After ordering our new vehicle from the dealership in Cagayan de Oro just before Christmas, I must confess as the day drew near to collect it in early January 2009 I felt more than a little apprehensive at the thought. Its funny but up till the point of ordering the vehicle and paying the deposit I never gave the driving part any serious thought. I have held a driving licence for over 40 years and driven hundreds of thousands of miles in that time with both my work as well as for pleasure in the UK, mainland Europe, Africa and the USA but never South East Asia or indeed the Philippines. During the time I have been driving I have witnessed humorous, unbelievable as well as tragic incidents on the road. One example whilst in Nigeria I saw a 40 foot trailer still connected to its tractor unit with one on one side of a concrete centre reservation and the other on the opposite side with no one injured except pride I presume. I have seen bodies cut from vehicles and it makes you shudder at the thought and at the time of passing the incident. Anyway back to the present, last Monday to be exact when I turned up at the dealership paid the balance and was then taken to the service area and then given the mandatory once over of the controls etc. After a warm handshake and plenty of smiles and waves from the sales staff I suddenly found I was on my own. What do I do now was the first thing that went through my head. There was no use asking Marilou for advice as she has a firm grip of her seat with her eyes shut tight. Well I actually turned right and joined the mayhem that is driving in the Philippines. Where did the sales guy say the horn was, oh yes I remember and haven’t forgotten or taken my hand off it since. In the whole week I have been driving all 327 Km’s I have managed to avoid being hit by every conceivable object from Batchelor’s buses, HGV lorries, Jeepneys, Motorellas,Trisikads, Motorbikes other various private vehicles, human beings, dogs and carabao and that’s just to name a few. I thought I had done well managing to get to being 62 years of age and still not being completely grey on top, I fear this may change sooner rather than later.

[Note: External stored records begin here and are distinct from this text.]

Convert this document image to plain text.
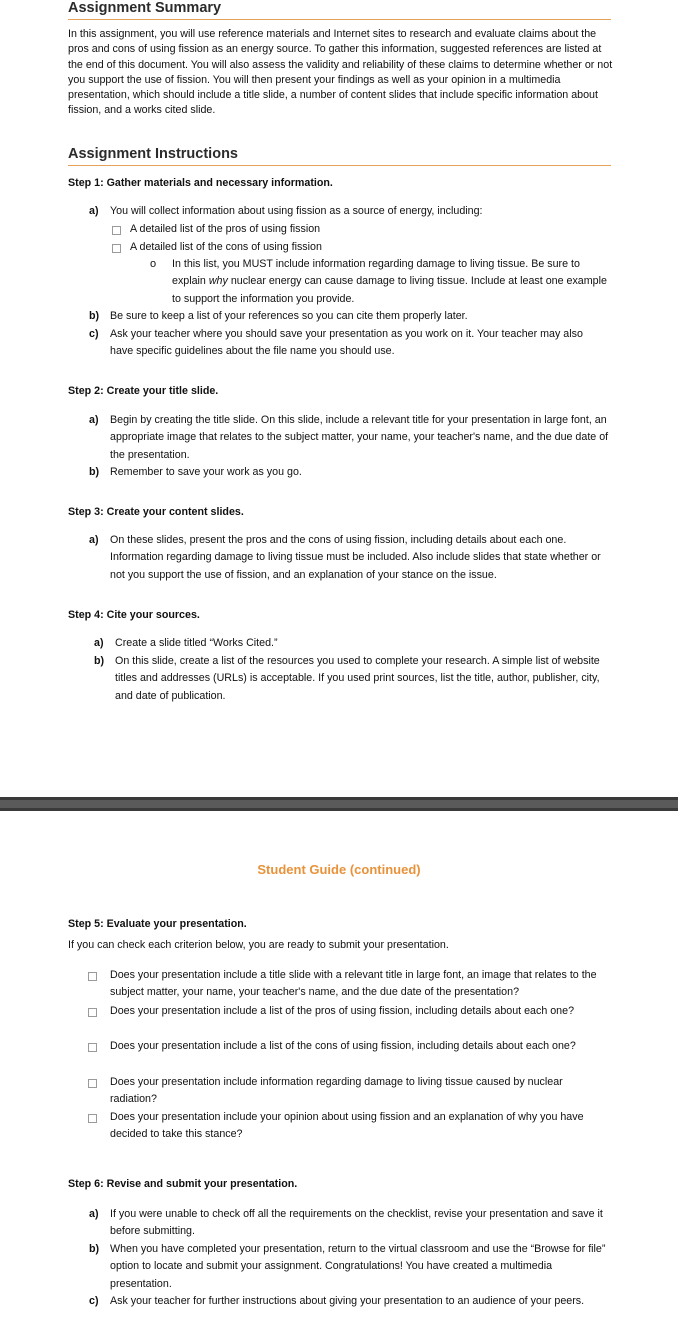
Assignment Summary

In this assignment, you will use reference materials and Internet sites to research and evaluate claims about the pros and cons of using fission as an energy source. To gather this information, suggested references are listed at the end of this document. You will also assess the validity and reliability of these claims to determine whether or not you support the use of fission. You will then present your findings as well as your opinion in a multimedia presentation, which should include a title slide, a number of content slides that include specific information about fission, and a works cited slide.

Assignment Instructions
Step 1: Gather materials and necessary information.
a) You will collect information about using fission as a source of energy, including:
A detailed list of the pros of using fission
A detailed list of the cons of using fission
o In this list, you MUST include information regarding damage to living tissue. Be sure to explain why nuclear energy can cause damage to living tissue. Include at least one example to support the information you provide.
b) Be sure to keep a list of your references so you can cite them properly later.
c) Ask your teacher where you should save your presentation as you work on it. Your teacher may also have specific guidelines about the file name you should use.
Step 2: Create your title slide.
a) Begin by creating the title slide. On this slide, include a relevant title for your presentation in large font, an appropriate image that relates to the subject matter, your name, your teacher's name, and the due date of the presentation.
b) Remember to save your work as you go.
Step 3: Create your content slides.
a) On these slides, present the pros and the cons of using fission, including details about each one. Information regarding damage to living tissue must be included. Also include slides that state whether or not you support the use of fission, and an explanation of your stance on the issue.
Step 4: Cite your sources.
a) Create a slide titled “Works Cited.”
b) On this slide, create a list of the resources you used to complete your research. A simple list of website titles and addresses (URLs) is acceptable. If you used print sources, list the title, author, publisher, city, and date of publication.
Student Guide (continued)
Step 5: Evaluate your presentation.
If you can check each criterion below, you are ready to submit your presentation.
Does your presentation include a title slide with a relevant title in large font, an image that relates to the subject matter, your name, your teacher's name, and the due date of the presentation?
Does your presentation include a list of the pros of using fission, including details about each one?
Does your presentation include a list of the cons of using fission, including details about each one?
Does your presentation include information regarding damage to living tissue caused by nuclear radiation?
Does your presentation include your opinion about using fission and an explanation of why you have decided to take this stance?
Step 6: Revise and submit your presentation.
a) If you were unable to check off all the requirements on the checklist, revise your presentation and save it before submitting.
b) When you have completed your presentation, return to the virtual classroom and use the “Browse for file” option to locate and submit your assignment. Congratulations! You have created a multimedia presentation.
c) Ask your teacher for further instructions about giving your presentation to an audience of your peers.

Well as we say in the UK “The joys of motoring”, I hope in time and as my knuckles return to a less pale appearance I can relax sufficiently to really appreciate the freedom that owning my wheels could possibly bring to Marilou and I. So if any of you Kings of the Road happen to come across an exasperated Scotsman and his irate Asawa just toot your horn and I will hopefully be able to wave or perhaps give some other kind of hand signal as you pass by.